Question about those nasty cross currents or sweeps as we often see in NJ. If you've got a strong left to right, you gotta cast to the left, correct? Which means you need to reel faster to account for the speed of the water.


Yes. Exactly. That might be a time to also try the retrieve suggested by Jig Man which would immitate a baitfish struggling, then resting, in the current.
post #21 of 40
I'll just add that fishing bombers in warm shallow flats in early spring on light tackle is about as fun as it gets. Stripers fight like hell in the shallows. In contrast a bomber would not be my go to when approaching a deep water rip
post #22 of 40
Don't know about stripers, but snook love a reel and twitch retrieve. Chartreuse /silver and baby striper are killer colors.
post #23 of 40
Quote:
Originally Posted by Harlequinreef View Post
In contrast a bomber would not be my go to when approaching a deep water rip

Maybe not a first out of the bag, but they can be deadly fished on the "seams" and at the edge of back eddys of deep water rips. Think about where Mullet or Bunker etc are found at night in the fall - closer to the surface. IMHO
post #24 of 40
Thread Starter 
Thanks for all the advice guys. I was working the lure slow, but it sounds like I was reeling too slow. This is a sub-surface swimmer, correct? I have basically been fishing them in stagnant water and have kept them floating on the surface. It appears that I have to speed up my retrieve to get them down below the waterline. I stopped at a B and T in Rocky Point and they told me add a teaser to the lure. How far in front of the lure do I tie the teaser? The Bombers I have are the A-Salt 16A.
post #25 of 40
Quote:
Originally Posted by emgred View Post
Maybe not a first out of the bag, but they can be deadly fished on the "seams" and at the edge of back eddys of deep water rips. Think about where Mullet or Bunker etc are found at night in the fall - closer to the surface. IMHO


interesting insight. thanks emgred
post #26 of 40
Quote:
Originally Posted by NJCoast82 View Post
I initially started out with the 17A's and had absolutely no luck! Everyone told me bombers where great fish producers and I didn't see it. Just as I was getting ready to give up I tried the 16A's and what do you know I started to have some success.

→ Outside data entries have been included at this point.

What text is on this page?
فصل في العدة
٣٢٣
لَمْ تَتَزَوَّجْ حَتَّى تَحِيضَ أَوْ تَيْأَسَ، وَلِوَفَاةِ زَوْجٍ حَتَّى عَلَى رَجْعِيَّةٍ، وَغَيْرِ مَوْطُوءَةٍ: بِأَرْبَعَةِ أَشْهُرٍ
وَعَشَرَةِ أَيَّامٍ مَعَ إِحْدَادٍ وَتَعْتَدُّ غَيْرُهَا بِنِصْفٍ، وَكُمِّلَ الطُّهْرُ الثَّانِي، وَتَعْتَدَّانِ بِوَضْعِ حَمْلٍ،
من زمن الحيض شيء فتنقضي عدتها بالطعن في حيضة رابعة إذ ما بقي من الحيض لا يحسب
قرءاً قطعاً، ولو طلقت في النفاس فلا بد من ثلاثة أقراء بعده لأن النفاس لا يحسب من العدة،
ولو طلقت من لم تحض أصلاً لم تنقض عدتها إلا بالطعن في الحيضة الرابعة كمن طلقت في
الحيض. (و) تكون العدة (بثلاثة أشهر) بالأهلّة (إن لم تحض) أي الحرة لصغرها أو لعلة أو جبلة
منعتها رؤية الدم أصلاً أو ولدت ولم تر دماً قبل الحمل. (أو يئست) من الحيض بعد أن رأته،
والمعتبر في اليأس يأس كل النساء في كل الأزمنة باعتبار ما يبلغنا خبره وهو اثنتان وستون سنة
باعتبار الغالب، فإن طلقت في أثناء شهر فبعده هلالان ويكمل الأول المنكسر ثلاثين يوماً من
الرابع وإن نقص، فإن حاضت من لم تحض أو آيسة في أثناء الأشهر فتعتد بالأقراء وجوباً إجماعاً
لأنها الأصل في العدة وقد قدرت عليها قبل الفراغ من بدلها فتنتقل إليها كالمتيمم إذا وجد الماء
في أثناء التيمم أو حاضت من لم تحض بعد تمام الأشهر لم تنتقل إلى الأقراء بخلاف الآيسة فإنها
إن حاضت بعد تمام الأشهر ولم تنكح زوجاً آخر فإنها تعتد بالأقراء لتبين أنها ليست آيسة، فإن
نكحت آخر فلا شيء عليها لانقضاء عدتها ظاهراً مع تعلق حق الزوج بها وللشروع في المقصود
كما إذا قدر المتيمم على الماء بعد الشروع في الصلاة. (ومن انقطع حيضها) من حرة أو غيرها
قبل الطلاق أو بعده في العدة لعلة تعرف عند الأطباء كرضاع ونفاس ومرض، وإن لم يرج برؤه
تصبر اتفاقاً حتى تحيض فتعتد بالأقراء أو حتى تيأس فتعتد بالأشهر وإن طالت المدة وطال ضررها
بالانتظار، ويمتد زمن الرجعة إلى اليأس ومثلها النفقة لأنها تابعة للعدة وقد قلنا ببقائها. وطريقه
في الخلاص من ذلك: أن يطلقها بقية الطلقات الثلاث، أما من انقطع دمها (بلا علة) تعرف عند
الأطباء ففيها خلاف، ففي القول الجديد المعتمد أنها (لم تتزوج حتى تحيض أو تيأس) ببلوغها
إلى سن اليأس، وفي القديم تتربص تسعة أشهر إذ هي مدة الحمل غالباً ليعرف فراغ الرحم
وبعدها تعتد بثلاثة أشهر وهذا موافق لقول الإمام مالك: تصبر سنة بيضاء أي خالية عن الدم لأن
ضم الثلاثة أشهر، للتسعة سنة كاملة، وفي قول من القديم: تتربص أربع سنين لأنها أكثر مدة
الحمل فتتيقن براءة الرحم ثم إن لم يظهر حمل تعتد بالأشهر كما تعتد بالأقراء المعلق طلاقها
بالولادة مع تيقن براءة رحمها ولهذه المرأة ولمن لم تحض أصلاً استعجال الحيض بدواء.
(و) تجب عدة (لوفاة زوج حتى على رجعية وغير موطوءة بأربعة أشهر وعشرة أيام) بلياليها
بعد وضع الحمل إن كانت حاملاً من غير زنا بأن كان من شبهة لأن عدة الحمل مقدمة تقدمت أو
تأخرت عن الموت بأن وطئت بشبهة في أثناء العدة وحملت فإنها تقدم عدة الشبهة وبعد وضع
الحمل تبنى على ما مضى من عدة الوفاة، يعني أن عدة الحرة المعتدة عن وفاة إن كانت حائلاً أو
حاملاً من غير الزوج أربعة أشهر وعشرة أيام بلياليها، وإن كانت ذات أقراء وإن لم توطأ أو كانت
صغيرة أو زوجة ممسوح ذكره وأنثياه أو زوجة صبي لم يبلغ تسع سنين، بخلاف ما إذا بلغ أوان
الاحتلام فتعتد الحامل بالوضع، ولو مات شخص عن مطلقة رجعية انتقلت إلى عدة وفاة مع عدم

Have other members experienced this, too?
post #27 of 40
1. Throw bomber into rip.
2. Let the current impart action to the lure without reeling in. Let it drum and swing in the current for as long as possible.
3. Hold on.
post #28 of 40
is the "bomber lure" a specific lure or just the brand?
post #29 of 40
Quote:
Originally Posted by Jaamms View Post
is the "bomber lure" a specific lure or just the brand?

Bomber, as discussed here, is a brand name for a plastic minnow type swimmer aka jerk bait. Bombers do have a different action than other lures that look very similar.
post #30 of 40
Quote:
Originally Posted by Bonz View Post
Thanks for all the advice guys. I was working the lure slow, but it sounds like I was reeling too slow. This is a sub-surface swimmer, correct? I have basically been fishing them in stagnant water and have kept them floating on the surface. It appears that I have to speed up my retrieve to get them down below the waterline. I stopped at a B and T in Rocky Point and they told me add a teaser to the lure. How far in front of the lure do I tie the teaser? The Bombers I have are the A-Salt 16A.



I tie a teaser roughly 28" to 34" in front of the main lure. I keep my teasers short (5") to make them easy to handle and have less tangles.